Jackie (2016) Review


Jackie follows the story of Jackie Kennedy in the days following the assassination of her husband John F. Kennedy. It’s an account of how her world became shattered from the events and quickly her world changed.

I don’t follow history very well, I don’t know that much about JFK, nor do I know much about Jackie Kennedy other than the fact that she was considered a fashion icon and all that. In some ways I feel that’s what the movie Jackie was trying to set out to change. The image of Jackie as this pretty little well-dressed wife of a beloved President. And it really does that. Throughout the film we see Jackie unraveling mental and emotionally, not ever really having much time to grieve as everything in her life is moving forward. She has her husband’s funeral to plan, her children to take care of, the security of herself and her kids, the pressure of the world in terms of press, wondering what her purpose is now that JFK is dead, and the fact that she must prepare to leave the White House. All of this stress on top of the fact that her husband was just brutally murdered right next to her mere hours before. The whole film is just a huge drain of your emotions as you sit there pitying and grieving for this woman since she is unable to really grieve herself, but at the same time you are admiring her strength to carry on and take care of all the changes around her as you see it all taking a toll on her. And it’s worth noting how the camera work does a brilliant job of almost capturing the mindset of Jackie in her body movements and clearly establishing where her mind is at. There’s also moments where Jackie is in rooms alone and you really feel this lost and loneliness that she is surely feeling. This whole aspect is told in flashback form, the present and wraparound story takes place as an interview between Jackie and a reporter (played by Billy Crudup). Personally, I wasn’t too fond of this aspect of the story, in some ways I felt like it slowed it down. Granted the script itself isn’t fantastic by any means (don’t get me wrong it’s still good), but what really carries this movie is the marvelous performance by Natalie Portman as Jackie.

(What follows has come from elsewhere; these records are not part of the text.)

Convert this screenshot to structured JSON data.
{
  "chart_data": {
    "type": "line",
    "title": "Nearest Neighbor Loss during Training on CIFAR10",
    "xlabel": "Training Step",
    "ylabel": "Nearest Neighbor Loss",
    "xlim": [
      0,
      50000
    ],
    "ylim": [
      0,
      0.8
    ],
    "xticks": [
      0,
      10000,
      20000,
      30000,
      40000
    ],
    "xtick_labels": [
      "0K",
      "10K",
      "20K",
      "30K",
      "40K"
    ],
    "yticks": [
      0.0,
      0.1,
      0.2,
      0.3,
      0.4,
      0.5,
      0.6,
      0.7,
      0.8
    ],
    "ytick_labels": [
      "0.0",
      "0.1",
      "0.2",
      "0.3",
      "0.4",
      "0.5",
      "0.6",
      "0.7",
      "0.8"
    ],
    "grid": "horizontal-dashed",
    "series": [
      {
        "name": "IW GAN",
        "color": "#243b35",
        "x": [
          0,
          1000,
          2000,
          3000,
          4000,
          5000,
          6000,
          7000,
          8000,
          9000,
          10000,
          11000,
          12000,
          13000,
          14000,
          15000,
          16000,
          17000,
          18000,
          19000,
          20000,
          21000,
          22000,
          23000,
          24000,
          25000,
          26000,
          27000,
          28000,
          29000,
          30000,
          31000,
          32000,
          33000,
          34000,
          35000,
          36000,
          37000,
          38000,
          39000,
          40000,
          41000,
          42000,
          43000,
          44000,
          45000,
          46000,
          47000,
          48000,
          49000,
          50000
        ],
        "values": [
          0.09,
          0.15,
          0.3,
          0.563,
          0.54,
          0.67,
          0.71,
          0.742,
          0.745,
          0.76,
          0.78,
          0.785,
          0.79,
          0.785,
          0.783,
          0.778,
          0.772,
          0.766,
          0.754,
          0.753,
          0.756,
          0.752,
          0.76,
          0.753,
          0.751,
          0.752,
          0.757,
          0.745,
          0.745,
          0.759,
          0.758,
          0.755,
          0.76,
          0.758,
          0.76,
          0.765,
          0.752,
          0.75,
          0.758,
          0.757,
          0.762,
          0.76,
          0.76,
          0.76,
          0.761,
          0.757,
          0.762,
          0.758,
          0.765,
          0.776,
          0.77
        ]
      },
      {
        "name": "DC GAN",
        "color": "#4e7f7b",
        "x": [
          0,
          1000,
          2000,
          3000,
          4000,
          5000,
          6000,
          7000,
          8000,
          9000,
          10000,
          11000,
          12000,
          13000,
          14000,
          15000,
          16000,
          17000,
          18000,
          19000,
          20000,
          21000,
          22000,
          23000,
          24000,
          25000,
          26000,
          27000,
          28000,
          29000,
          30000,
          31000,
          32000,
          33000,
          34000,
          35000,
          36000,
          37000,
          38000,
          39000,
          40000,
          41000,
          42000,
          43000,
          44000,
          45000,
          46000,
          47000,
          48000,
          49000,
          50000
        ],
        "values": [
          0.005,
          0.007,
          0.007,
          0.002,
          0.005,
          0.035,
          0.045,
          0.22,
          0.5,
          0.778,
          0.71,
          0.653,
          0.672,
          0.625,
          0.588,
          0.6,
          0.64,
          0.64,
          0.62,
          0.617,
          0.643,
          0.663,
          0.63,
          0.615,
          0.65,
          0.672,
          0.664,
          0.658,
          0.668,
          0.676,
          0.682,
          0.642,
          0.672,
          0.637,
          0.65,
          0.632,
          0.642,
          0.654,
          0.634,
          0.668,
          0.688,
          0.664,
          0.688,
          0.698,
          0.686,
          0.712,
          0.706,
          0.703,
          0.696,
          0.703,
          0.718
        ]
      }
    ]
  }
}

Portman really sells herself in this role. You don’t see her as Natalie Portman in this, you are seeing Jackie Kennedy. Portman does such an amazing job of capturing Jackie’s dialect, but more so it is the physical and facial performances that make Portman certainly deserving of a Best Actress win at this year’s Oscars. She’s so lost in this role and the emotions and mental state of the character are so ever present thanks to this truly marvelous performance. Even though I wasn’t a fan of the wraparound story with the interview, it’s again Portman’s performance that at least kept from really tuning out. It’s in those scenes that she captures the strong poise and often times edginess of Jackie. We are also given fine supporting performances from Peter Sarsgaard as Bobby Kennedy (whom also provides probably his finest performance to date), and Greta Gerwig as Jackie’s friend and confidant Nancy.

While Jackie doesn’t boast a Best Original Screenplay script, it is still an important story worth telling about a woman we never saw the real side of. But it’s Natalie Portman’s terrific performance that really captures this woman and everything she went through and was feeling and how flawlessly she lost herself in the role.